Das Problem der Kindstötung im Kontext von Peter Singers "Praktische Ethik"


Term Paper, 2013

20 Pages, Grade: 1,0


Excerpt


Inhaltsverzeichnis

1 Theoretische Grundlagen Singers
1.1 Singers präferenzutilitaristische Grundposition
1.2 Der Personenbegriff und Einteilung von Leben

2 Peter Singers Prinzip der gleichen Interessenabwägung und Implikationen

3 Fazit und Kritik

Literaturverzeichnis

1 Theoretische Grundlagen Singers

Die Frage und das Bedürfnis nach einer allumfassenden und begründeten Handlungsorientierung ist so alt wie die Menschheit selbst. So suchte sich der Mensch bis heute auf verschiedene Art und Weisen Antworten. Unter anderem wurden metaphysische Erklärungsmodelle zu Rate gezogen, die in der Mehrzahl eine Orientierung an allgemeingültigen und objektiven Werten beispielsweise auf der Basis von Offenbarungswahrheiten vorgaben. Wenn sich diese Herangehensweise im Privaten vielleicht häufig bewährt hat, musste jedoch früh erkannt werden, dass im Falle von globalen ethischen Problemstellungen diese aber keine zufriedenstellenden Lösungen mehr boten, da komplexe Sachverhalte auf dieser Basis nicht adäquat gelöst werden konnten. Da die Naturwissenschaften zunehmend auch im Bereich der Medizin erfolgreich neue Methoden zur Anwendung brachten und somit neue Handlungsmöglichkeiten eröffneten, mussten auch zwangsläufig die Grundlagen einiger Gebiete und dazugehörige Handlungsoptionen neu überdacht werden.1 In dieser Arbeit geht es um das Thema der Kindstötung, im Speziellen um den Schwangerschaftsabbruch im embryonalen Stadium und die Tötung schwerbehinderter Neugeborener im Kontext von Peter Singers Praktischer Ethik. Die zentrale Frage, die beantwortet werden soll lautet: „ Ist Peter Singers Moralkonzeption und die daraus abgeleiteten Implikationen der ethisch gerechtfertigten Kindstötung im embryonalen Stadium und der Tötung von schwerbehinderten Neugeborenen philosophisch begründet und ohne Probleme vertretbar? “ Zur Klärung dieser Frage soll zunächst eine Grundlagenskizzierung der wichtigsten Annahmen Peter Singers erfolgen, um im Späteren zu zeigen wie Singer sein Prinzip der gleichen Interessenabwägung entfaltet.
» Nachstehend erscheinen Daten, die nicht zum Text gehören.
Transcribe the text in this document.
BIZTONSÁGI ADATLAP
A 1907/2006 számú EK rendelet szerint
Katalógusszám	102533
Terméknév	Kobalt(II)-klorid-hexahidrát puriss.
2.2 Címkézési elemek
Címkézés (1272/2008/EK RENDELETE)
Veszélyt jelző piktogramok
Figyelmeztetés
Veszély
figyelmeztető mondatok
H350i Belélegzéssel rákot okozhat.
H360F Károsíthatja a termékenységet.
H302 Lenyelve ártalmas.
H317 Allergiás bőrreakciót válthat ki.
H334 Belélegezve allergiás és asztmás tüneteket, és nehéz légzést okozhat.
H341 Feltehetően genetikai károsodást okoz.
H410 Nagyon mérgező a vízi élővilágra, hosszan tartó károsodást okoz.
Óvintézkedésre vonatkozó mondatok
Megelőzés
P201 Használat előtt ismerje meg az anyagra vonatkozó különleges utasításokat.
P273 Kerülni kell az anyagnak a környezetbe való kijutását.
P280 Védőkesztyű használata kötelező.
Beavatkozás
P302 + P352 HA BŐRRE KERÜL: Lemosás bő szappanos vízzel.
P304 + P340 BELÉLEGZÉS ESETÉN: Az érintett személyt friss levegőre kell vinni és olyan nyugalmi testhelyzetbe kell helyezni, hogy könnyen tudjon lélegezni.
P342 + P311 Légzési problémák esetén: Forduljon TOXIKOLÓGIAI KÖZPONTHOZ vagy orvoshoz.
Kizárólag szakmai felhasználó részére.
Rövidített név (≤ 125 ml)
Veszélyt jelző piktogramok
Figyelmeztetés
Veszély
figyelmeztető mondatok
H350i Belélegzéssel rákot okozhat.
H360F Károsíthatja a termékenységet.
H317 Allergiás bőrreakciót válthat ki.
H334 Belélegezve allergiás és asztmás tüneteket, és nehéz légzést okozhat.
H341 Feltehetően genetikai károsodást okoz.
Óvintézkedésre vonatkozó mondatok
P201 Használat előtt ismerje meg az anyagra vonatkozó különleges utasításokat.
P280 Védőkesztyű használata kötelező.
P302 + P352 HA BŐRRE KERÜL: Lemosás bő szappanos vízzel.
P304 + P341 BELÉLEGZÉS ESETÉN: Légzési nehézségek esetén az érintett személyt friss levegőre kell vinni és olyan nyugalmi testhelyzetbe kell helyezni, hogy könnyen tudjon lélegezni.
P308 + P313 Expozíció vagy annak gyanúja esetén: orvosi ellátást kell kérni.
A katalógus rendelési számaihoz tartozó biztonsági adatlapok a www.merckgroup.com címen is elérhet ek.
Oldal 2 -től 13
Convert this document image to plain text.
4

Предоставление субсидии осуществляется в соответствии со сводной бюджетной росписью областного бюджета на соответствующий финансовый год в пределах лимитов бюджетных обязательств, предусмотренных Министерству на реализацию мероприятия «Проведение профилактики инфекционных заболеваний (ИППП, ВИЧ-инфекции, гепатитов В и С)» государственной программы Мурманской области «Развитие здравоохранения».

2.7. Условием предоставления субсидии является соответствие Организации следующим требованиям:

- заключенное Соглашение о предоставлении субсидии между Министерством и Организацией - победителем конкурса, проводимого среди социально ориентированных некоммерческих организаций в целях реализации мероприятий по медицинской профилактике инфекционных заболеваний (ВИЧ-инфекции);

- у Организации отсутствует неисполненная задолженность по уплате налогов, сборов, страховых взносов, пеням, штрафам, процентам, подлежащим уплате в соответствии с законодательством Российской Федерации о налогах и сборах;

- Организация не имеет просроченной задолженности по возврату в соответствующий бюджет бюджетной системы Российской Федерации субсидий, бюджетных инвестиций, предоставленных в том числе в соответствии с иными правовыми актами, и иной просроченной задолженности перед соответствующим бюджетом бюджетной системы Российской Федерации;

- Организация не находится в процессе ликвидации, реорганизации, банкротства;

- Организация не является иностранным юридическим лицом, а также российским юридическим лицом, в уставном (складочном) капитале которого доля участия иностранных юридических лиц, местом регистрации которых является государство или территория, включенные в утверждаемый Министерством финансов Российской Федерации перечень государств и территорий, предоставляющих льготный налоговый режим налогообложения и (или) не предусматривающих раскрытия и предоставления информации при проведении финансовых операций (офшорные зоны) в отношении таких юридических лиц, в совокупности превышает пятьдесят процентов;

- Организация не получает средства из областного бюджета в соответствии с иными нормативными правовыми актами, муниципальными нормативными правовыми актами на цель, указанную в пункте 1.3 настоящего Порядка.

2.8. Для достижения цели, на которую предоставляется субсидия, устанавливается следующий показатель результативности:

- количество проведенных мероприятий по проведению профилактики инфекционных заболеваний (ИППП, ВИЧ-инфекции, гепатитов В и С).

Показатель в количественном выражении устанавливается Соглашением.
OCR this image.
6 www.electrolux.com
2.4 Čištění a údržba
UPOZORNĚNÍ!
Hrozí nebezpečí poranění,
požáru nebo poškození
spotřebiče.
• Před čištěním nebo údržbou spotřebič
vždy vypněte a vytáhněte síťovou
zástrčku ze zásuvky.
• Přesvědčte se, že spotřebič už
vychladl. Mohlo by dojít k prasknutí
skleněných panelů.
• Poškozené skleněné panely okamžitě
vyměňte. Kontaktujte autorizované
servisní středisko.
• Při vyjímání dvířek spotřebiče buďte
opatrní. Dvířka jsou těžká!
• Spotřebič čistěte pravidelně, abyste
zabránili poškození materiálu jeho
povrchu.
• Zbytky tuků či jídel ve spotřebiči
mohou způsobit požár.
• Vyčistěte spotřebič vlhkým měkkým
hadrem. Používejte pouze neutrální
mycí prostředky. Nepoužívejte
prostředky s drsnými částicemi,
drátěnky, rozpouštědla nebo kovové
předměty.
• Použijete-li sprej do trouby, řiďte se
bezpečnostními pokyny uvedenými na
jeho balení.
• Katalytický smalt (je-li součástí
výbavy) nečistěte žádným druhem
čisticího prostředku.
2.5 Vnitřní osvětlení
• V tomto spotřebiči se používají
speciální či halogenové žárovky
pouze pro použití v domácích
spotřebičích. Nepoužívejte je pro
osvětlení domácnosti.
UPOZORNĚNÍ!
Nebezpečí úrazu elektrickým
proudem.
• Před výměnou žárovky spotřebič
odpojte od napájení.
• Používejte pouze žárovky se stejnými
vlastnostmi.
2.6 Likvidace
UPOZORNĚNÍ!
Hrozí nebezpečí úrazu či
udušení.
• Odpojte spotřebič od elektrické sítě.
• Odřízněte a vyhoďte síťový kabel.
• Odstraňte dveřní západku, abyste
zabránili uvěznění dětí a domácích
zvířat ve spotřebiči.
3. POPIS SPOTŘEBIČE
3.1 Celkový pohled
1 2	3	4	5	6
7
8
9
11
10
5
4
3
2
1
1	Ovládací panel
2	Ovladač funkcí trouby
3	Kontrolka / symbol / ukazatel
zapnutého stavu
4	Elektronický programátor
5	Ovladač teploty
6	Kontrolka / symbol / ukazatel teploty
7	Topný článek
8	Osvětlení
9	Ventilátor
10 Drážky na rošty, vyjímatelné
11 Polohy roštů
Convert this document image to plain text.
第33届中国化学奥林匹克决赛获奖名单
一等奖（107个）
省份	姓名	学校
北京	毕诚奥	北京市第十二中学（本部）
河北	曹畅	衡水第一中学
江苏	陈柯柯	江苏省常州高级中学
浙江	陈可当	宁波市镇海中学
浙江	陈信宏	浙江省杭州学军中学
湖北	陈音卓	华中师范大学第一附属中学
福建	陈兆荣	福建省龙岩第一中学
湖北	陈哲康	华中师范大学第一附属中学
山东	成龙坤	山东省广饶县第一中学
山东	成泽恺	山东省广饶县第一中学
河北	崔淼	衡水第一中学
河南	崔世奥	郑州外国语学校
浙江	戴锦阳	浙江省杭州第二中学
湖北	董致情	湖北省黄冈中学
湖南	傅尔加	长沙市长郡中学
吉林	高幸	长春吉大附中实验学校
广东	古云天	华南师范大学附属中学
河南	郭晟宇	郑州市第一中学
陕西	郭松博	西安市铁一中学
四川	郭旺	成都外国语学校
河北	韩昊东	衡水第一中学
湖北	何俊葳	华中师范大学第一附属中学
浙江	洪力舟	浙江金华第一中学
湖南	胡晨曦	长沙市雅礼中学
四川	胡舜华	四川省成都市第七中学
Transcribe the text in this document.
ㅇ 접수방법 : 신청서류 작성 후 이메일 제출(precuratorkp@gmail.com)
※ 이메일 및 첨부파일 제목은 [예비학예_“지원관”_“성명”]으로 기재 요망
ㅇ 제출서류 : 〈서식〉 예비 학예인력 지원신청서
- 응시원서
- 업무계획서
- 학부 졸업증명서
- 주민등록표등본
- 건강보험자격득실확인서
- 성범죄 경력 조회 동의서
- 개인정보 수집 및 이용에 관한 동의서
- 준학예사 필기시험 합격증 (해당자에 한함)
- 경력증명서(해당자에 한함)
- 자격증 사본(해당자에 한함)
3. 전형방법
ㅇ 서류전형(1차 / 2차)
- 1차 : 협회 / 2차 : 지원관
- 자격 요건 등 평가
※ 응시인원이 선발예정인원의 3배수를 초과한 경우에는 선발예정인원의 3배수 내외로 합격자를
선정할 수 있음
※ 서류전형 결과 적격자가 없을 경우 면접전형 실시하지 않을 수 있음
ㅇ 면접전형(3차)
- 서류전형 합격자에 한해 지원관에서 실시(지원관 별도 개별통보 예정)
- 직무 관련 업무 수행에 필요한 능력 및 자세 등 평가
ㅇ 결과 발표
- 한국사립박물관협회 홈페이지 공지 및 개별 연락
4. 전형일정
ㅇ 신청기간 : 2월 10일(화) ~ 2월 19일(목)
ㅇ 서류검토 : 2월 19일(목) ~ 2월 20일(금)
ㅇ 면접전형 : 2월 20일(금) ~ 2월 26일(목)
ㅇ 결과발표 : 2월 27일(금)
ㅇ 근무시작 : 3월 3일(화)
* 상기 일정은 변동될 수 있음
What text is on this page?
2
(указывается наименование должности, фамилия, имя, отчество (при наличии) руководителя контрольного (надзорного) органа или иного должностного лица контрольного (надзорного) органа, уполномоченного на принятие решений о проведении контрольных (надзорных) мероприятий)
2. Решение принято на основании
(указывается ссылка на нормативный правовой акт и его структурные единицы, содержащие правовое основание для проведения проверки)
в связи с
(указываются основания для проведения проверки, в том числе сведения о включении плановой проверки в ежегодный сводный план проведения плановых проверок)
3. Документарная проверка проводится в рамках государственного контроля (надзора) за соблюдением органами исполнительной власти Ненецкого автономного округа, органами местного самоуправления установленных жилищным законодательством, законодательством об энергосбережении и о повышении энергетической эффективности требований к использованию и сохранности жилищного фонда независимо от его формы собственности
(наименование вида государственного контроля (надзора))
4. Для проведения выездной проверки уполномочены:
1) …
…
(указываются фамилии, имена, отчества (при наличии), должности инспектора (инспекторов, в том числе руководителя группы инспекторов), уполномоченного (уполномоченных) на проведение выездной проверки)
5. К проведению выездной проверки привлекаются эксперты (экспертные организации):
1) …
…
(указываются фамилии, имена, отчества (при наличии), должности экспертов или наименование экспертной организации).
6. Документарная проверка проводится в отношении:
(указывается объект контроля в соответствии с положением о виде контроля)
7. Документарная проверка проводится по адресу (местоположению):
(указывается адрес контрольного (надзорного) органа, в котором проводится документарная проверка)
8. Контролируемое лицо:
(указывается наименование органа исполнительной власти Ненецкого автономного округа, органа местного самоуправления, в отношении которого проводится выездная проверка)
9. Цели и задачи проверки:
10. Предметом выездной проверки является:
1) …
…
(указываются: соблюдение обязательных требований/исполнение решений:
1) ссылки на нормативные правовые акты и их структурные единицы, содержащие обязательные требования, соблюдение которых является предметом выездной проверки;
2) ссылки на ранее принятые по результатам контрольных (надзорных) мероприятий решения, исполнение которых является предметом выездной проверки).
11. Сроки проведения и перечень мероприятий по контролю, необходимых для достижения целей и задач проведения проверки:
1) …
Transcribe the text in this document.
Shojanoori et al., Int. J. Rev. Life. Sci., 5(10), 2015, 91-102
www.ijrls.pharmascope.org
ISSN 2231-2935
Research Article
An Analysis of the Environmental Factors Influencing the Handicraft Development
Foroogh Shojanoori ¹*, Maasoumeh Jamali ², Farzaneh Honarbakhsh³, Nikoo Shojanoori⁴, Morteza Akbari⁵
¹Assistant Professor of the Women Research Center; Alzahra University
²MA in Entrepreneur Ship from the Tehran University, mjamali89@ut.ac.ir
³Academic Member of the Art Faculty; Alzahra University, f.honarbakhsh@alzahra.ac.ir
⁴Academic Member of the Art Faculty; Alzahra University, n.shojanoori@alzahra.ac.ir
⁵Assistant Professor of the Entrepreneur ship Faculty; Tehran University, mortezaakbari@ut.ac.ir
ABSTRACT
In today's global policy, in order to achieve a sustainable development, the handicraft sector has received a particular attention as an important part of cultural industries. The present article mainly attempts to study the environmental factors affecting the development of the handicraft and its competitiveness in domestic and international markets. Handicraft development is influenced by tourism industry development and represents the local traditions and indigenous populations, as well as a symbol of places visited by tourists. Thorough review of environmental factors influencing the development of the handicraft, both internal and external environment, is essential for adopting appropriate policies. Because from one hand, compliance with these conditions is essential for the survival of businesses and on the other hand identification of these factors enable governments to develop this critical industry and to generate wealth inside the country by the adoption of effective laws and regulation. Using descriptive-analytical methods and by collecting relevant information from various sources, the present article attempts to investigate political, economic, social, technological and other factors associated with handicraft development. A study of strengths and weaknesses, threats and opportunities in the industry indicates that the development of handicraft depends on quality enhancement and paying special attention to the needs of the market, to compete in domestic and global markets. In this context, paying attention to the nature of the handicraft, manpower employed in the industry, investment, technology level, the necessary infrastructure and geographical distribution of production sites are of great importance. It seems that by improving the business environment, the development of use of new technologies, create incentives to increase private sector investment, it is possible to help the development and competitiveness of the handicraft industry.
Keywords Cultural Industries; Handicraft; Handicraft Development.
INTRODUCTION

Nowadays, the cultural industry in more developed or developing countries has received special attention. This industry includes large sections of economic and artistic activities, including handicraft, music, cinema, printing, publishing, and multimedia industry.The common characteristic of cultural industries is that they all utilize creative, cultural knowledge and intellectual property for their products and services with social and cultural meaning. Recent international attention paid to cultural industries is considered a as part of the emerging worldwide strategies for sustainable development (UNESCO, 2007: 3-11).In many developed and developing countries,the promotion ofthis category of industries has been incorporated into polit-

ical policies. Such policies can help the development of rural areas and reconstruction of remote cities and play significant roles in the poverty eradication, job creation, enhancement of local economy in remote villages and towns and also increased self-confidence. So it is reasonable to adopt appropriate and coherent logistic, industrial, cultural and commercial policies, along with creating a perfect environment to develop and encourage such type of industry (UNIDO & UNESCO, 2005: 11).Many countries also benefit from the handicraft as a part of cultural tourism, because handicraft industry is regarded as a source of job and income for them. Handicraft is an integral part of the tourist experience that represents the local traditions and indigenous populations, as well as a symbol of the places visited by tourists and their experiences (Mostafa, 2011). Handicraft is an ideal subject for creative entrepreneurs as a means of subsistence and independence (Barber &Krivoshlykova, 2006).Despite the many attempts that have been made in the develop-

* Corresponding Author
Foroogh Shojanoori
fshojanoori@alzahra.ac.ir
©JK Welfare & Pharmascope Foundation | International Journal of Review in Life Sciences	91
In Kapitel 1 wird Singers spezielle utilitaristische Moralauffassung dargestellt und gezeigt, wie er weiter seinen Personenbegriff definiert. Kapitel 2 erklärt dann schließlich sein Prinzip der gleichen Interessenabwägung. Hier soll nun ausführlich gezeigt werden, was sich hieraus für das umstrittene Thema der Kindstötung ergibt. Schlussendlich soll aufbauend auf einer kurzen Zusammenfassung der wichtigsten Punkte die Theorie Singers in Kapitel 3 kritisch hinterfragt, die schwierigsten Probleme identifiziert und kommentiert werden.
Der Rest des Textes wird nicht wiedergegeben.